Arts > Music

February 5, 2013

In the Ruth Pike Auditorium of the newly opened Biobehavioral Health Building, drummer Joey Baron plays using his feet during a show where the music was created from scientific data.

Performers recreate data analysis

Data analysis is not always the most interesting thing in the world, but Nilam Ram and his team of analysts changed that in the Bio Behavioral Health building last night when he put data to music.

Ram, a quantitative psychologist in training, attempted to recreate the way people understand data through the improvisational percussion of musicians Robyn Schulkowsky and Joey Baron.

“I met Robyn and Joey six years or so ago and we would sit and talk about what each other did, and found often that there were these connections,” Ram said. “We thought well some day we should explore what these connections are.”

Ram and his team gathered several examples of behavioral data to use in their depictions. Some studied infants going through inoculation, while others focused on the behavior of a child trying to open a locked box.

The team of analysts was looking for other ways to represent this data, while the musicians were looking for some new material, Ram said.

“The performance was sort of a culmination of four days of workshops where we brought students, faculty, artists and musicians together and we didn’t know what was really going to come out of it,’ Ram said. “Our idea for the performance was that we wanted people to open up their ears and listen to the world a little bit differently or listen to their data a little bit differently.”

The audience became involved at one point when each person made noise with different objects to represent different parts of the human lifetime such as birth, school, marriage and death. The objective was to give people a new perspective on how they hear sounds everyday, Ram said.

“Hopefully when you walk out the door and when you’re walking down he street, you hear a different sound and you say ‘does that represent data or is that music?’” Ram said.

The performance featured a vast percussion set including timpani drums, a standard drum kit, bongos, congas, toms, cymbals and gongs of all shapes and sizes.

Each piece held seemingly sporadic and jumbled slams and bangs, but that s not the case, Schulkowsky said.

“Some things we used a stopwatch,” Schulkowsky said. “Interestingly enough, a couple of the studies were in real time.”

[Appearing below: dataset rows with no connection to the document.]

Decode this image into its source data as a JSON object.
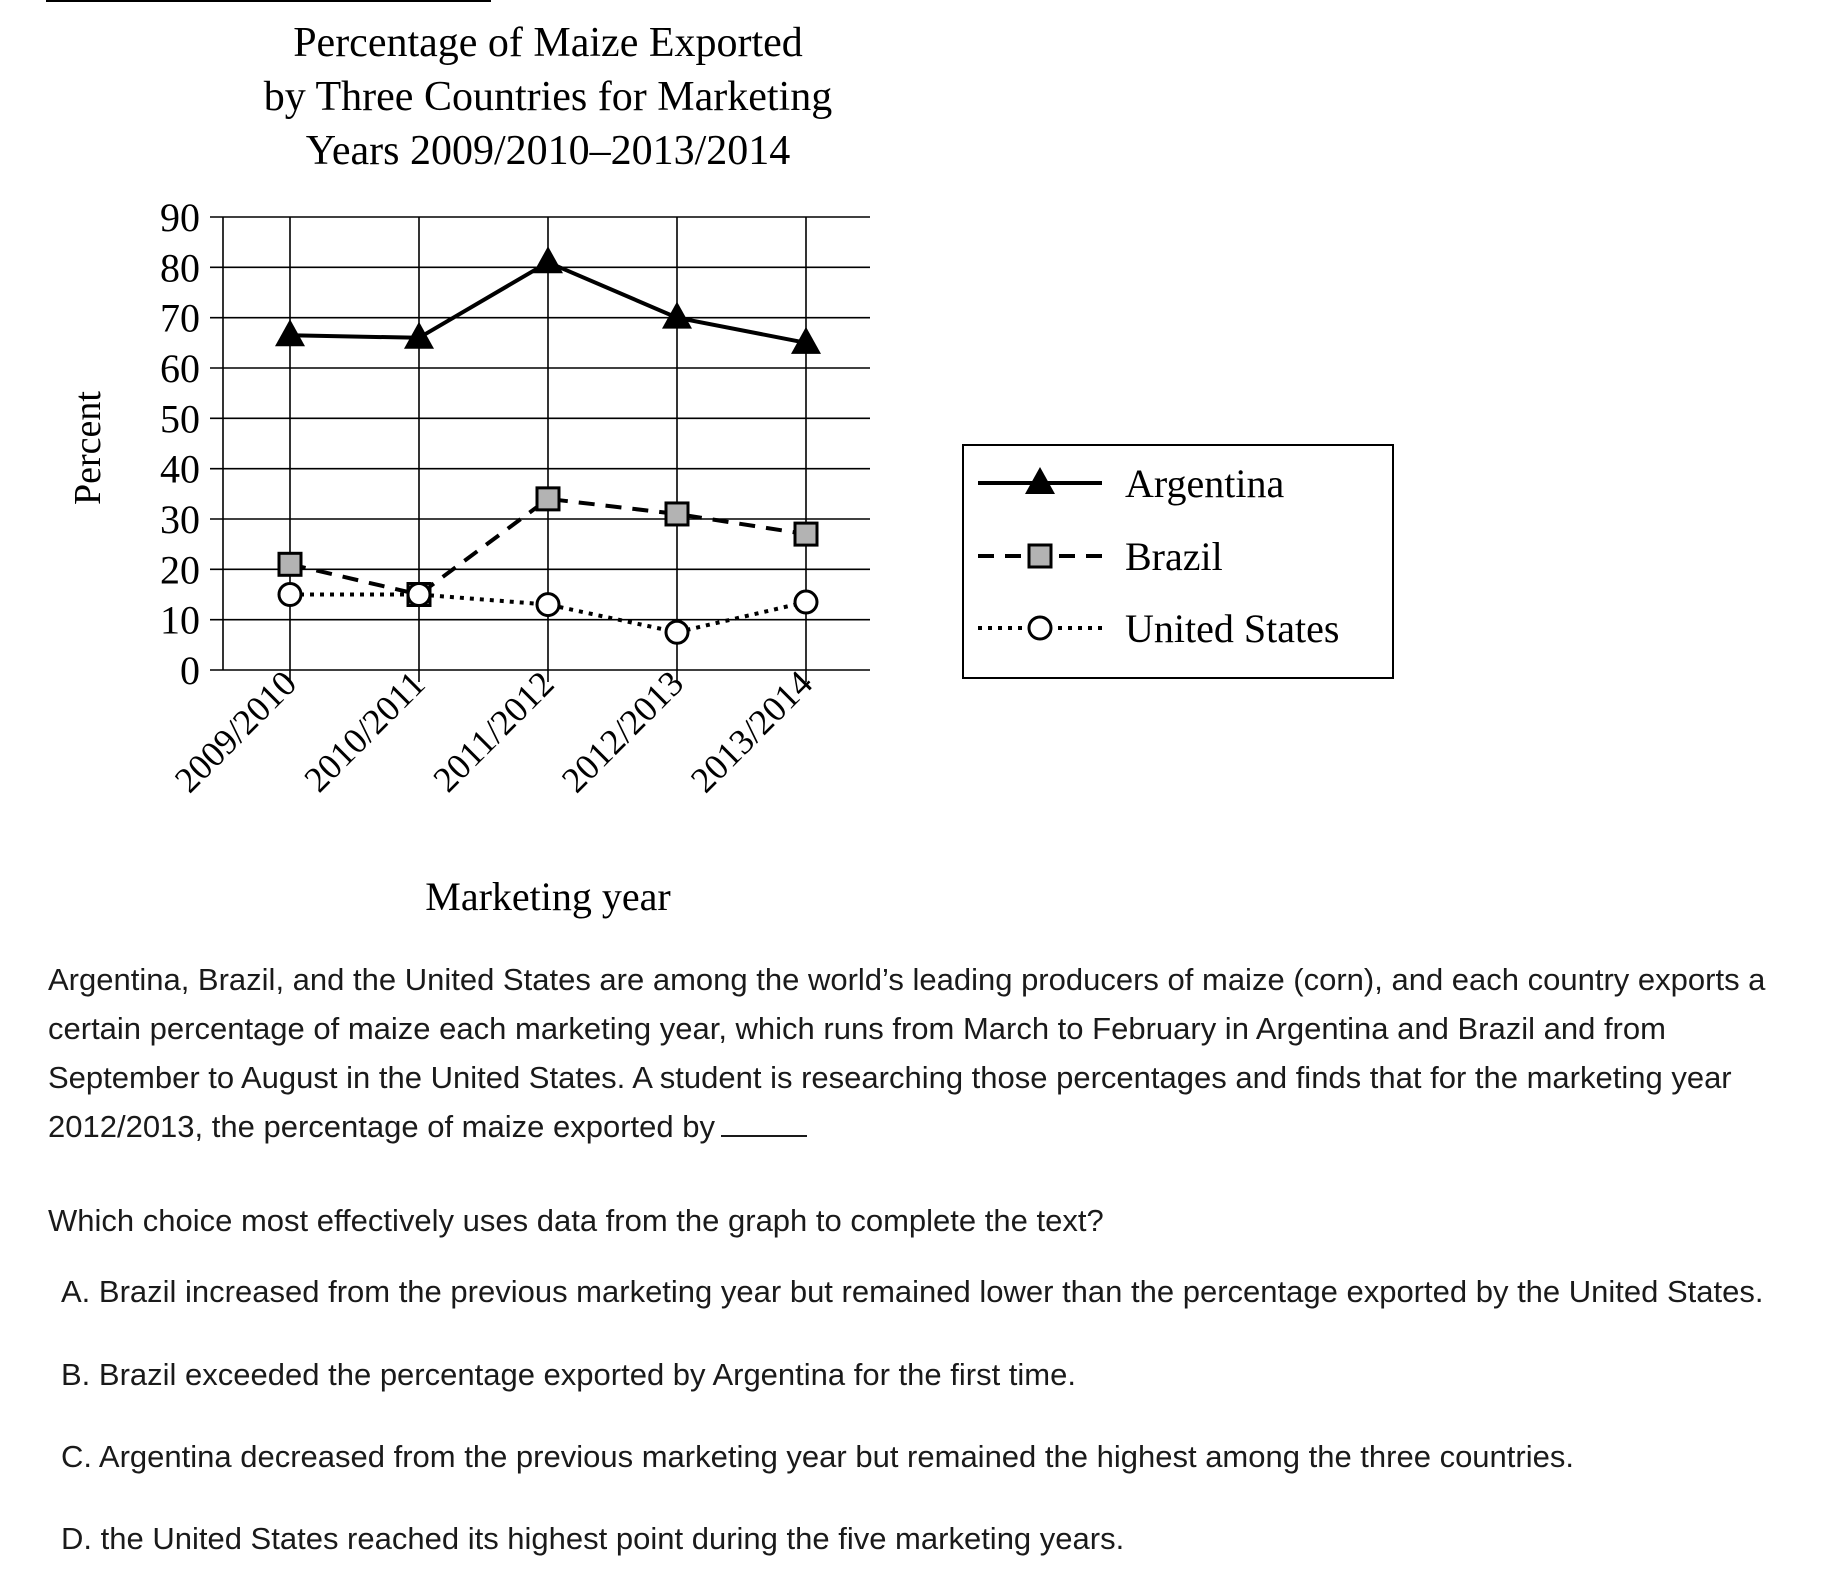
{
  "chart_data": {
    "type": "line",
    "title_lines": [
      "Percentage of Maize Exported",
      "by Three Countries for Marketing",
      "Years 2009/2010–2013/2014"
    ],
    "xlabel": "Marketing year",
    "ylabel": "Percent",
    "categories": [
      "2009/2010",
      "2010/2011",
      "2011/2012",
      "2012/2013",
      "2013/2014"
    ],
    "yticks": [
      "0",
      "10",
      "20",
      "30",
      "40",
      "50",
      "60",
      "70",
      "80",
      "90"
    ],
    "ylim": [
      0,
      90
    ],
    "grid": true,
    "legend_position": "right",
    "series": [
      {
        "name": "Argentina",
        "values": [
          66.5,
          66,
          81,
          70,
          65
        ],
        "marker": "triangle",
        "line_style": "solid",
        "color": "#000000"
      },
      {
        "name": "Brazil",
        "values": [
          21,
          15,
          34,
          31,
          27
        ],
        "marker": "square",
        "line_style": "dashed",
        "color": "#000000",
        "marker_fill": "#b3b3b3"
      },
      {
        "name": "United States",
        "values": [
          15,
          15,
          13,
          7.5,
          13.5
        ],
        "marker": "circle",
        "line_style": "dotted",
        "color": "#000000",
        "marker_fill": "#ffffff"
      }
    ]
  },
  "question": {
    "passage_text": "Argentina, Brazil, and the United States are among the world’s leading producers of maize (corn), and each country exports a certain percentage of maize each marketing year, which runs from March to February in Argentina and Brazil and from September to August in the United States. A student is researching those percentages and finds that for the marketing year 2012/2013, the percentage of maize exported by",
    "prompt": "Which choice most effectively uses data from the graph to complete the text?",
    "choices": [
      {
        "label": "A.",
        "text": "Brazil increased from the previous marketing year but remained lower than the percentage exported by the United States."
      },
      {
        "label": "B.",
        "text": "Brazil exceeded the percentage exported by Argentina for the first time."
      },
      {
        "label": "C.",
        "text": "Argentina decreased from the previous marketing year but remained the highest among the three countries."
      },
      {
        "label": "D.",
        "text": "the United States reached its highest point during the five marketing years."
      }
    ]
  }
}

The drumming duo used visualizations of the studies to know when to hit each drum. The graphs and pictures of the studies became written rhythms for the two musicians Baron said.

“Each of these sounds represents an activity. Some things represent static or emotions, things like that.” Baron said. “While it looks kind of crazy, this is our music score and everyone is different.”

Several students and staff packed the auditorium to explore the finished product. The show ended with an improvisation from Baron and Schulkosky who then received a standing ovation for their performance.